Syrian to Be Deported After Attacking Danish Anti-Islamisation Politician

Rasmus Paludan, leader of Danish right wing party, Stram Kurs, casts his vote at the Vesterbro public library polling station on June 5, 2019 in Copenhagen, during the parliamentary elections 2019. (Photo by Henning Bagger / Ritzau Scanpix / AFP) / Denmark OUT (Photo credit should read HENNING BAGGER/AFP/Getty Images)

An asylum seeker from Syria has been sentenced to 60 days in prison followed by a deportation order for hitting anti-Islamisation campaigner Rasmus Paludan in the head with a rock.

The 24-year-old Syrian will be banned from re-entering Denmark for six years following his conviction in the case earlier this week, Danish broadcaster TV2 reports.

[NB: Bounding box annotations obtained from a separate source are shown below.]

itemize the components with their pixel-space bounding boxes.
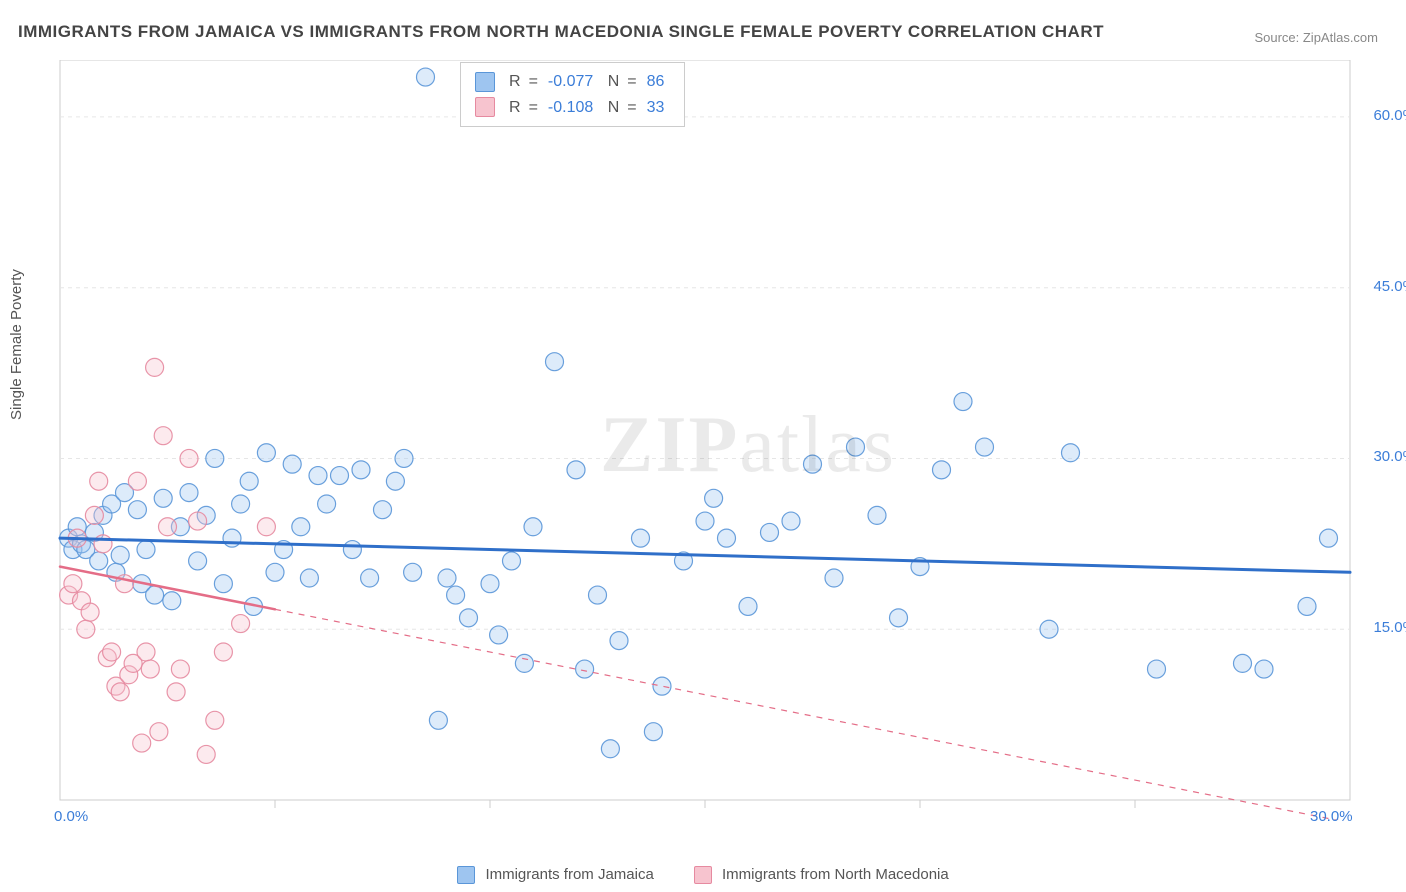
source-credit: Source: ZipAtlas.com: [1254, 30, 1378, 45]
swatch-series-1: [694, 866, 712, 884]
y-tick-label: 30.0%: [1356, 448, 1406, 465]
chart-title: IMMIGRANTS FROM JAMAICA VS IMMIGRANTS FR…: [18, 22, 1104, 42]
legend-label-1: Immigrants from North Macedonia: [722, 866, 949, 883]
stat-N-label: N: [608, 69, 620, 95]
stat-R-label: R: [509, 95, 521, 121]
eq-sign: =: [627, 95, 636, 121]
legend-item-0: Immigrants from Jamaica: [457, 866, 654, 884]
eq-sign: =: [529, 95, 538, 121]
stat-R-value-1: -0.108: [548, 95, 593, 121]
stats-row-series-0: R = -0.077 N = 86: [475, 69, 670, 95]
legend-bottom: Immigrants from Jamaica Immigrants from …: [0, 866, 1406, 884]
swatch-series-1: [475, 97, 495, 117]
legend-item-1: Immigrants from North Macedonia: [694, 866, 949, 884]
stat-R-value-0: -0.077: [548, 69, 593, 95]
source-link[interactable]: ZipAtlas.com: [1303, 30, 1378, 45]
source-prefix: Source:: [1254, 30, 1302, 45]
stat-N-value-0: 86: [647, 69, 665, 95]
swatch-series-0: [457, 866, 475, 884]
swatch-series-0: [475, 72, 495, 92]
stats-row-series-1: R = -0.108 N = 33: [475, 95, 670, 121]
chart-area: 15.0%30.0%45.0%60.0%0.0%30.0%: [48, 60, 1378, 820]
stat-N-label: N: [608, 95, 620, 121]
eq-sign: =: [529, 69, 538, 95]
legend-label-0: Immigrants from Jamaica: [485, 866, 653, 883]
y-tick-label: 15.0%: [1356, 619, 1406, 636]
y-tick-label: 45.0%: [1356, 278, 1406, 295]
y-tick-label: 60.0%: [1356, 107, 1406, 124]
stat-R-label: R: [509, 69, 521, 95]
chart-svg: [48, 60, 1370, 820]
correlation-stats-box: R = -0.077 N = 86 R = -0.108 N = 33: [460, 62, 685, 127]
stat-N-value-1: 33: [647, 95, 665, 121]
x-tick-label: 0.0%: [54, 808, 88, 825]
y-axis-label: Single Female Poverty: [8, 269, 25, 420]
eq-sign: =: [627, 69, 636, 95]
x-tick-label: 30.0%: [1310, 808, 1353, 825]
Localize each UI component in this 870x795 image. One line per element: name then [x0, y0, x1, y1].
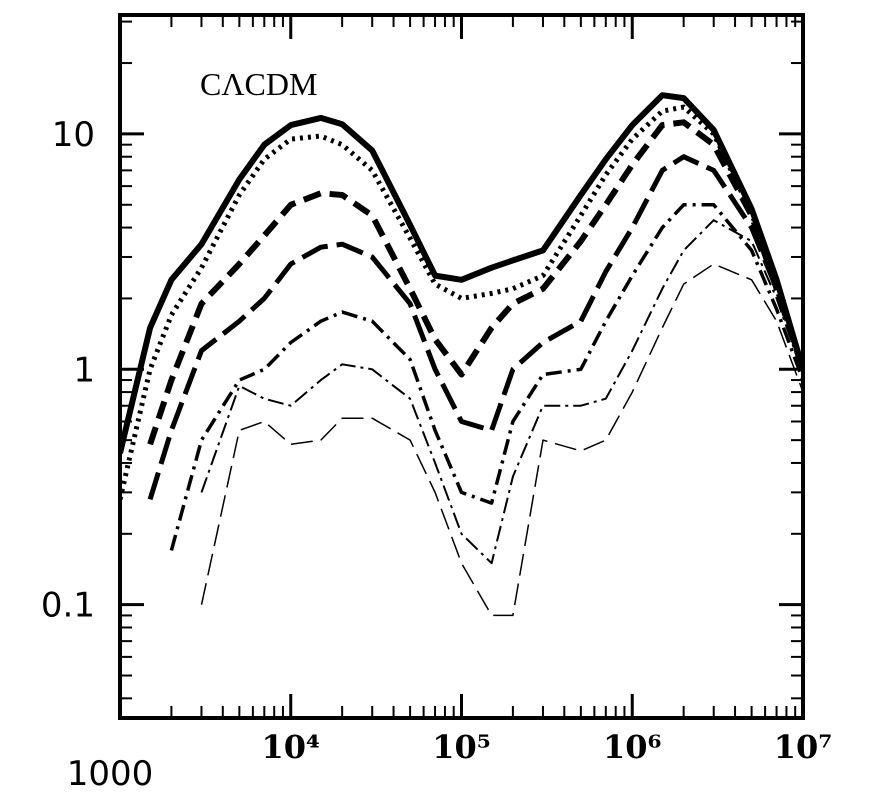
data-line — [169, 203, 803, 551]
plot-frame — [118, 13, 805, 720]
x-tick-label: 10⁶ — [603, 728, 662, 766]
data-line — [120, 104, 803, 500]
data-line — [147, 154, 803, 501]
data-line — [200, 219, 803, 565]
data-line — [120, 92, 803, 454]
x-tick-label: 10⁵ — [432, 728, 491, 766]
data-line — [200, 263, 803, 617]
x-tick-label: 10⁷ — [774, 728, 833, 766]
y-tick-label: 10 — [52, 115, 95, 155]
y-tick-label: 0.1 — [41, 586, 95, 626]
x-tick-label: 1000 — [67, 754, 154, 794]
annotation: CΛCDM — [200, 66, 317, 102]
x-tick-label: 10⁴ — [261, 728, 320, 766]
y-tick-label: 1 — [73, 350, 95, 390]
data-line — [147, 119, 803, 446]
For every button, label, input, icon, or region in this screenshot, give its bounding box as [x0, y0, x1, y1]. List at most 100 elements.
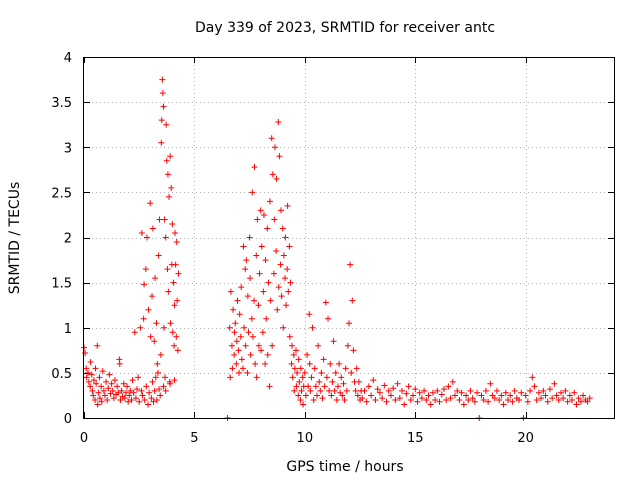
data-point [255, 302, 262, 309]
data-point [270, 270, 277, 277]
data-point [160, 383, 167, 390]
data-point [312, 383, 319, 390]
data-point [269, 171, 276, 178]
data-point [254, 216, 261, 223]
data-point [85, 378, 92, 385]
data-point [147, 333, 154, 340]
plot-frame [83, 57, 615, 419]
data-point [124, 383, 131, 390]
data-point [480, 396, 487, 403]
data-point [412, 386, 419, 393]
data-point [392, 396, 399, 403]
data-point [171, 377, 178, 384]
data-point [580, 392, 587, 399]
data-point [467, 387, 474, 394]
data-point [586, 395, 593, 402]
data-point [145, 306, 152, 313]
data-point [127, 387, 134, 394]
data-point [175, 270, 182, 277]
data-point [390, 385, 397, 392]
data-point [157, 351, 164, 358]
data-point [558, 389, 564, 396]
data-point [229, 365, 236, 372]
data-point [258, 243, 265, 250]
data-point [141, 396, 148, 403]
data-point [288, 360, 295, 367]
data-point [233, 360, 240, 367]
data-point [171, 342, 178, 349]
data-point [522, 392, 529, 399]
data-point [122, 389, 129, 396]
data-point [297, 365, 304, 372]
data-point [174, 347, 181, 354]
data-point [236, 311, 243, 318]
data-point [162, 387, 169, 394]
data-point [403, 390, 410, 397]
data-point [299, 374, 306, 381]
data-point [145, 401, 152, 408]
data-point [333, 396, 340, 403]
data-point [374, 386, 381, 393]
data-point [101, 392, 108, 399]
data-point [125, 398, 132, 405]
data-point [150, 398, 157, 405]
data-point [251, 164, 258, 171]
data-point [131, 329, 138, 336]
data-point [278, 293, 285, 300]
data-point [535, 389, 542, 396]
data-point [456, 396, 463, 403]
data-point [387, 392, 394, 399]
x-tick-label: 15 [407, 431, 424, 446]
data-point [114, 383, 121, 390]
data-point [173, 333, 180, 340]
data-point [527, 387, 534, 394]
data-point [247, 275, 254, 282]
data-point [240, 365, 246, 372]
data-point [307, 387, 314, 394]
data-point [469, 395, 476, 402]
data-point [232, 320, 239, 327]
data-point [421, 387, 428, 394]
data-point [294, 369, 301, 376]
data-point [346, 320, 352, 327]
data-point [140, 315, 147, 322]
data-point [168, 184, 175, 191]
data-point [410, 392, 417, 399]
data-point [174, 297, 181, 304]
data-point [529, 374, 536, 381]
data-point [338, 374, 345, 381]
data-point [474, 389, 481, 396]
data-point [436, 398, 443, 405]
data-point [136, 398, 143, 405]
data-point [151, 387, 158, 394]
data-point [274, 306, 281, 313]
data-point [401, 401, 408, 408]
data-point [354, 392, 361, 399]
data-point [295, 356, 302, 363]
data-point [553, 392, 560, 399]
data-point [227, 374, 234, 381]
data-point [273, 248, 280, 255]
data-point [306, 360, 313, 367]
data-point [153, 396, 160, 403]
data-point [109, 387, 116, 394]
data-point [167, 320, 174, 327]
data-point [339, 392, 346, 399]
data-point [284, 266, 291, 273]
data-point [275, 118, 282, 125]
data-point [316, 378, 323, 385]
data-point [300, 401, 307, 408]
data-point [365, 383, 372, 390]
data-point [440, 386, 447, 393]
data-point [242, 266, 249, 273]
data-point [160, 324, 167, 331]
data-point [405, 383, 412, 390]
data-point [260, 211, 267, 218]
data-point [317, 387, 324, 394]
data-point [139, 392, 146, 399]
data-point [84, 369, 91, 376]
data-point [116, 360, 123, 367]
data-point [243, 257, 250, 264]
data-point [432, 396, 439, 403]
data-point [573, 401, 580, 408]
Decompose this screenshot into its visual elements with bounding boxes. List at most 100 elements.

The attack which sparked the case occurred on April 19th when Mr Paludan held a demonstration in the city of Viborg.

Paludan, a staunch anti-Islamisation campaigner and leader of the Hard Line political party, has become well-known in Denmark for his controversial and provocative street actions, some of which have seen copies of the Islamic Quran burnt.

Three people were arrested at the demonstration in Viborg after the situation turned violent. So far, the 24-year-old is the only one of the three to have been tried and prosecuted for attacking Paludan.

Prosecutor Linette Lysgaard said she was satisfied with the result of the trial saying: “He was guilty of the whole thing. He admits that he has thrown a stone at Rasmus Paludan, which hit Paludan in the neck.”

The Syrian has put forward an appeal to the deportation order but has not appealed the guilty conviction for the assault.

The incident in Viborg came only days after another in Copenhagen in which Paludan sparked riots after throwing around a copy of the Quran before police forced him to leave for his own safety. Twenty-three people were arrested following the riots that required the deployment of police in riot gear and the use of tear gas.

While several polls that were taken before the Danish election predicted that Hard Line may enter the Danish parliament, the party came in just under the election threshold of two per cent, securing 1.9 per cent of the vote.